A new global survey from PwC reveals the differing views between investors and chief executives on key issues such as performance incentives, the availability of key skills and value creation.
Between September 2015 and February 2016, PwC’s “Redefining business success in a changing world” study canvassed the opinions of 438 investment professionals including buy-side and sell-side investment professionals and ratings agencies. The results were benchmarked against the views of 1,400 chief executives polled in PwC’s recent Global CEO Survey.
More than seven in 10 (73%) of investors surveyed believe a company’s purpose centres on creating value for shareholders, compared to 16% of CEOs. 84% of chief executives recognise that they are expected to address wider stakeholder needs. This is also reflected in the views of CEOs (76%) and investment professionals (63%) that future business success will be defined by more than financial profit.

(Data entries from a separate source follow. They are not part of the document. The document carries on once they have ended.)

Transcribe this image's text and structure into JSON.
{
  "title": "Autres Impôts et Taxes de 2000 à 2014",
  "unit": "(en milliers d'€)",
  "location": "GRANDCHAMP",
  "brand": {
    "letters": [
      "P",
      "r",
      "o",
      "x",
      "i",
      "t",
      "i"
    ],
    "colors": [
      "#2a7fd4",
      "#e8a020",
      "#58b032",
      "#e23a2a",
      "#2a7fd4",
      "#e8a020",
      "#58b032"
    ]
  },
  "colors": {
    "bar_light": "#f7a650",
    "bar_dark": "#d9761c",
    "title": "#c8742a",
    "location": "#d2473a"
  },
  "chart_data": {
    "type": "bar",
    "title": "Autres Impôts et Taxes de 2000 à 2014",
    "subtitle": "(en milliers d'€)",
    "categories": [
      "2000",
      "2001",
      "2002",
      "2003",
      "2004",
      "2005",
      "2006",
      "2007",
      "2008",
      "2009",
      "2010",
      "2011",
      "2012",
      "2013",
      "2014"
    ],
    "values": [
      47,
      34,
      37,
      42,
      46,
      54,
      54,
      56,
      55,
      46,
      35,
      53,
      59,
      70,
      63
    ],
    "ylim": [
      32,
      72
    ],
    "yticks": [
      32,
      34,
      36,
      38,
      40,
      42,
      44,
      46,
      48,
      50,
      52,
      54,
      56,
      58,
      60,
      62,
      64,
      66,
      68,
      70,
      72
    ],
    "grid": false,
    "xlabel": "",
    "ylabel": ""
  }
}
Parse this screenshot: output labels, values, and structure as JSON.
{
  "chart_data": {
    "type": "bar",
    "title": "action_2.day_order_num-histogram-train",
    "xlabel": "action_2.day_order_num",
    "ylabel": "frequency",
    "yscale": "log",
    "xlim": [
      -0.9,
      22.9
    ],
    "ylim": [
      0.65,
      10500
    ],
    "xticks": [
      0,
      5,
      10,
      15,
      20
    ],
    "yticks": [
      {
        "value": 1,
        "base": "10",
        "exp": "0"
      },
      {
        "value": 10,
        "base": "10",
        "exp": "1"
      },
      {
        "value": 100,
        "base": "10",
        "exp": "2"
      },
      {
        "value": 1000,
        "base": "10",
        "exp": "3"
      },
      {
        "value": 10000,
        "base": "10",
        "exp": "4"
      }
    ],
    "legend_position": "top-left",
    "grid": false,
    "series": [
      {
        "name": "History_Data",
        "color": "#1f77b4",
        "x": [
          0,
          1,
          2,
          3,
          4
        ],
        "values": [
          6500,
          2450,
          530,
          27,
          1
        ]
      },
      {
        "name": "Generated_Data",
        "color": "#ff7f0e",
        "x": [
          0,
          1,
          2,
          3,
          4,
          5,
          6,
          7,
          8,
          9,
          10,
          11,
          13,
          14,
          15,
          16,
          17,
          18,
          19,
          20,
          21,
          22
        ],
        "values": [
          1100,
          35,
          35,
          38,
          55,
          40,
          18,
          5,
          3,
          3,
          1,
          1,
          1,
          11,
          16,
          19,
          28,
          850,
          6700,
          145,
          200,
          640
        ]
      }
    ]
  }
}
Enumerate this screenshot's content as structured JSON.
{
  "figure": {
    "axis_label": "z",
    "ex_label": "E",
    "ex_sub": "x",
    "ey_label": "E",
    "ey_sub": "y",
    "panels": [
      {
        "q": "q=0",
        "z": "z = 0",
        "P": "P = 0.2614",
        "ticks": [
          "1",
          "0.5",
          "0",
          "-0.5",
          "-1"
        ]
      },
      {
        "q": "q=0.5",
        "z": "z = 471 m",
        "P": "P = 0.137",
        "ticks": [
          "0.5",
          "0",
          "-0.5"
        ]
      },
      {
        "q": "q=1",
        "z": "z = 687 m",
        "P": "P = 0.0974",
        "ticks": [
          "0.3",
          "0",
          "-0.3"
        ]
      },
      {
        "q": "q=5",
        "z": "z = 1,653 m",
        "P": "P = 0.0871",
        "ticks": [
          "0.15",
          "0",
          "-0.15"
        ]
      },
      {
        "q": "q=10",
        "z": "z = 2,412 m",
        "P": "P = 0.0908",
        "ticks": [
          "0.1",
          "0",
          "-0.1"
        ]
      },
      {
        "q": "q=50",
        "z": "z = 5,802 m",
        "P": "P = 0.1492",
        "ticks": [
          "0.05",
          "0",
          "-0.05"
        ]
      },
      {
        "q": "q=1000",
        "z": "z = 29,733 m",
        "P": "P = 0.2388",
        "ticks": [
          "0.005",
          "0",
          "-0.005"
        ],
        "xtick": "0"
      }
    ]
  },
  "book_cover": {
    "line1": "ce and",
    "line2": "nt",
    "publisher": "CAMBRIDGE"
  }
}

The survey observes that the investment community are significantly more likely than CEOs to consider misaligned performance incentives as a barrier to change. The mismatch between the two camps reflects the strength of feeling in this area: almost half (49%) of investors surveyed in the report flagged this as a major concern compared to only 17% of chief executives.

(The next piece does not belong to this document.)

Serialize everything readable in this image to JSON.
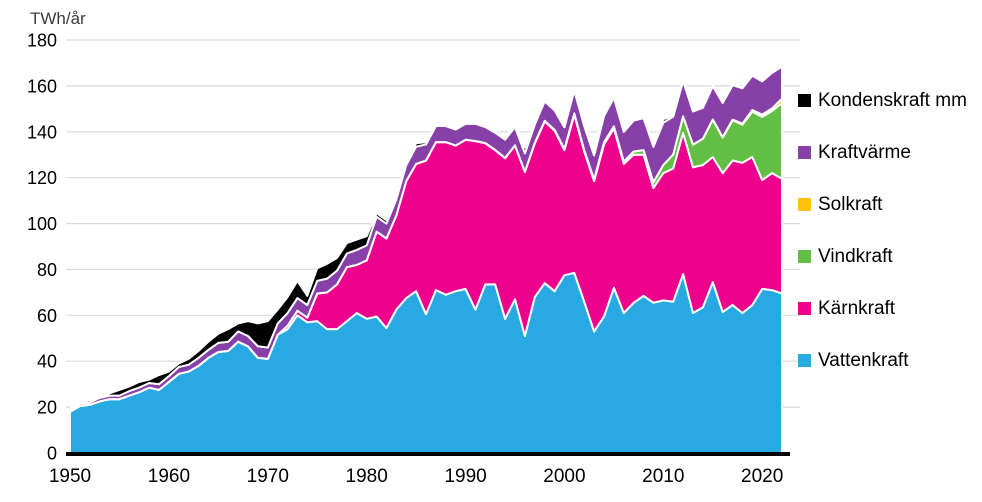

In the area of remuneration reporting, equity investors are particularly likely to identify misaligned performance incentives as an issue (42%, compared to 28% of fixed income respondents).
This most likely reflects the tension that exists between companies and their shareholders, as well as equity capital providers’ desire to have more say on company strategy since they bear the residual risk, PwC says.

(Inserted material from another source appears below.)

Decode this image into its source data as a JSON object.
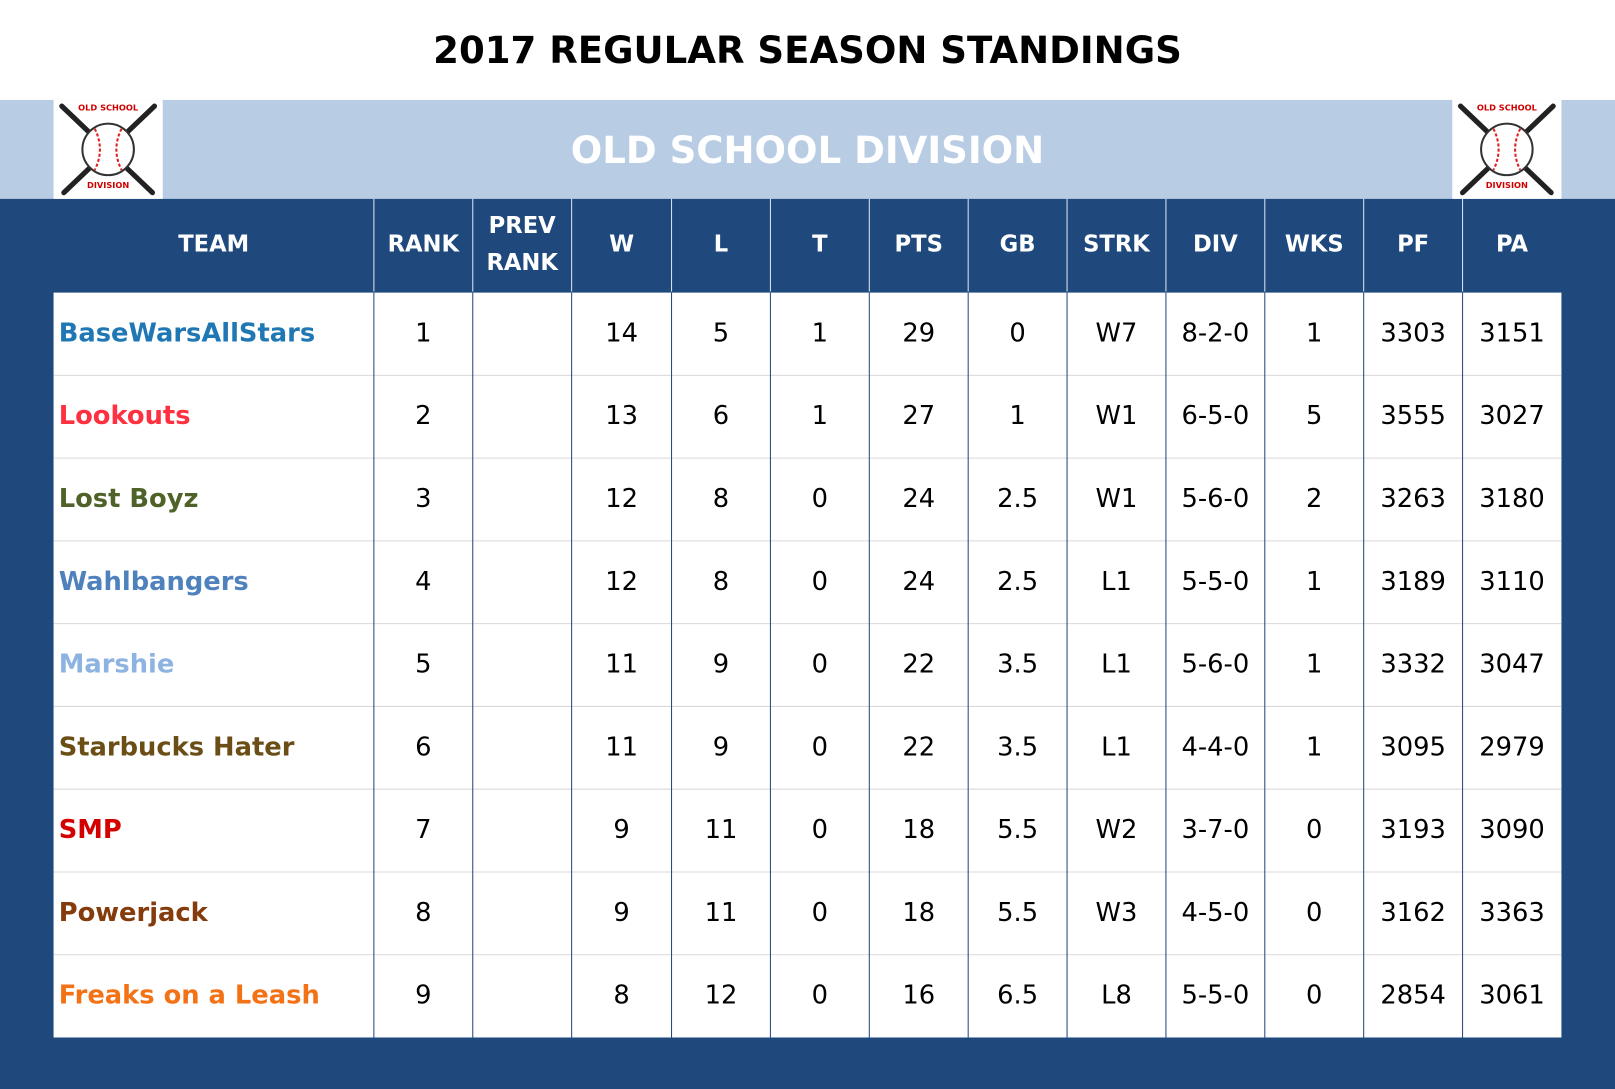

Additionally, nearly three-quarters (72%) of CEOs see availability of key skills as a threat to business growth compared to less than half (48%) of investment professionals.
The variance between CEO and investment professional opinions could be attributed to three causes, PwC believes:
A reporting gap – companies and investors are finding it difficult to agree what information is needed in order to form accurate opinions;
An understanding gap – investors may sometimes have the same facts as CEOs, but draw different conclusions;
A perception gap – investors may have the facts, but do not place the same importance on them.
However, there are several areas where there is common ground. Investors and CEOs both identify the same key markets – particularly the USA and China – as key for companies’ future growth.
In addition, half (53%) of investment professionals and CEOs believe the purpose of a company is to provide value for customers.
Lastly, the impact that technology can have on investors’ and CEOs’ lives is also reflected in both groups’ relatively high levels of concern about cyber threats to business. Six in 10 investors and CEOs are concerned about cyber threats. This concern is particularly high among buy-side investors (65%).